Os políticos e os maus precedentes
Dizia Winston Churchill, provavelmente o mais famoso primeiro-ministro britânico de todos os tempos, que “há políticos que abandonam as suas convicções para aderir a partidos políticos e outros que abandonam os partidos políticos para preservar as suas convicções”.
A história dos partidos políticos um pouco por todo o mundo, atendendo as clássicas divisões direitaesquerda, centro, ao lado dos extremos da cada lado, tem sido muito marcada por movimentações que têm como corolário a referida citação. O fundamental, se calhar, não são as movimentações em si mesmas que acabam, nalguns aspectos, por enriquecer o jogo democrático, mas a agenda e a solução que a sociedade espera por parte dos actores políticos. As populações aspiram por soluções para os seus problemas imediatos mais do que as jogadas dentro e fora dos partidos políticos, que em muitos casos credibiliza pouco os fazedores de política. Embora “os políticos estejam hoje mais preocupados com a sua imagem do que com os assuntos da polis”, como dizia o romancista Milan Kundera, os políticos precisam de sair das amarras ideológicas e convicções empedernidas quando estejam em causa os problemas da sociedade.
E ainda bem que, como demonstra a experiência recente, hoje os políticos são menos ideológicos e mais pragmáticos na sua agenda pessoal e, não raras vezes, mesmo de grupo, para bem da sociedade. A flexibilidade no “modus operandi” de muitos políticos com aquilo que muitos apregoam como o fim das ideologias representa um ganho. Afinal, todos agora tendem para o centro, aproveitando sempre o que melhor tem a esquerda e a direita, exactamente como diz ter feito o Presidente eleito de França com o seu projecto “En Marche”.
Em Angola, notamos com algum interesse movimentações políticas que, além de verdadeiros casos de estudo, ajudam-nos também a compreender um bocado a nossa sociologia política.
Neste ano eleitoral, vimos políticos a desentenderem-se com as suas formações políticas, abandonando os seus partidos mas paradoxalmente predispondo-se para fazer parte de qualquer Executivo que resulte das eleições.
Testemunhamos partidos que por pouco implodiam por causa de querelas e vimos igualmente a tendência para coligações de última hora, ora para salvar-se da extinção ou para reforçar o grupo.
Trata-se ainda hoje de um conjunto de fenómenos normais, embora muitas outras leituras acabem por ser feitas tendo como substrato a ideia de que apenas o interesse e o imediatismo prevalecem.
Numa altura em que algumas formações políticas se apressam a elaborar as suas listas eleitorais para formalizar as suas candidaturas, testemunhamos um episódio até então pouco comum na nossa democracia, mas nada do outro mundo.
Atendendo à diversidade que muitos partidos procuram imprimir às suas listas, com o convite lançado a figuras da sociedade civil, assistimos a um desfile nunca antes visto traduzido na escolha por parte do convidado do lugar na lista.
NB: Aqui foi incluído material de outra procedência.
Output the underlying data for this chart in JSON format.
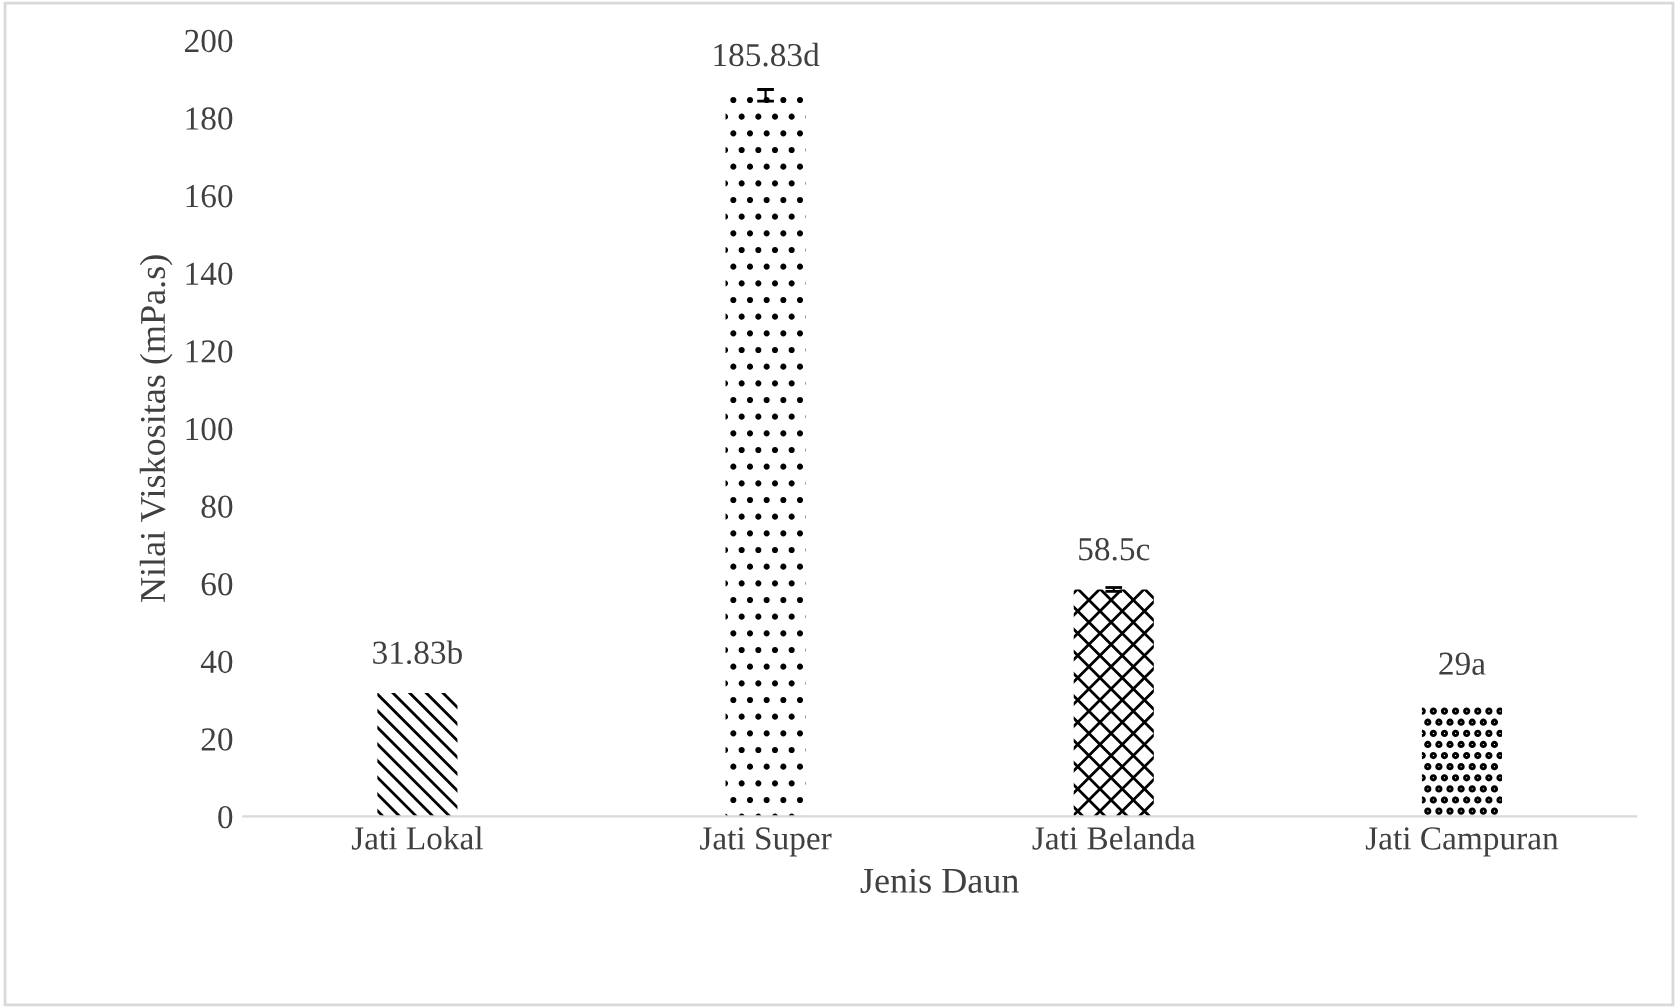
{
  "chart_data": {
    "type": "bar",
    "xlabel": "Jenis Daun",
    "ylabel": "Nilai Viskositas (mPa.s)",
    "categories": [
      "Jati Lokal",
      "Jati Super",
      "Jati Belanda",
      "Jati Campuran"
    ],
    "values": [
      31.83,
      185.83,
      58.5,
      29
    ],
    "value_labels": [
      "31.83b",
      "185.83d",
      "58.5c",
      "29a"
    ],
    "errors": [
      null,
      1.5,
      0.5,
      null
    ],
    "color": "#000000",
    "ylim": [
      0,
      200
    ],
    "yticks": [
      0,
      20,
      40,
      60,
      80,
      100,
      120,
      140,
      160,
      180,
      200
    ],
    "grid": false,
    "legend": false
  }
}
Ou seja, alguns partidos da oposição viram-se confrontados com imposições de figuras políticas que os mesmos pretendiam ver engrossar as suas listas, nomeadamente estar numa posição elegível na lista eleitoral a ser submetida ao Tribunal Constitucional. Até parecíamos estar em presença do mercantilismo na política, que leva algumas políticas a abdicar de alguns e optar por outros.
A inobservância do princípio da precedência, na elaboração das listas a favor da satisfação das exigências de tais figuras da sociedade civil, gerou problemas a algumas formações. Sectores conservadores no seio de alguns partidos reagiram negativamente a esta pretensão, que configura um exacerbado interesse que não era suposto fazer parte da agenda pessoal de um político.
Passar a ideia de que se pretende estar na política apenas para estar bem, em vez do tradicional desiderato que passa pelo servir, pelo contribuir para melhorar a condição do próximo, constitui mau precedente. Até dá a ideia de que estamos numa aparente fase decadente do nosso processo democrático em que pessoas interessadas ou convidadas para fazer política impõem a forma como pretendem estar na política.
Além de que os fins não precisam, hoje mais do que na era de Maquiavel, de justificar os meios, os nossos políticos não podem dar a ideia de que podem despir-se das suas convicções ou desrespeitar a lógica de funcionamento dos partidos políticos. Por mais pragmáticos que procurem ser ou estar na política, é recomendável que sejam capazes dos bons precedentes para legar a gerações mais novas formas dignas de um importante desempenho em qualquer sociedade. Os políticos são livres de abandonar as suas convicções, são igualmente livres de abandonar os partidos, mas não livres de abandonar o fim último que resulta das suas actividades: contribuir para a busca de soluções para os principais problemas da sociedade e evitar os maus precedentes.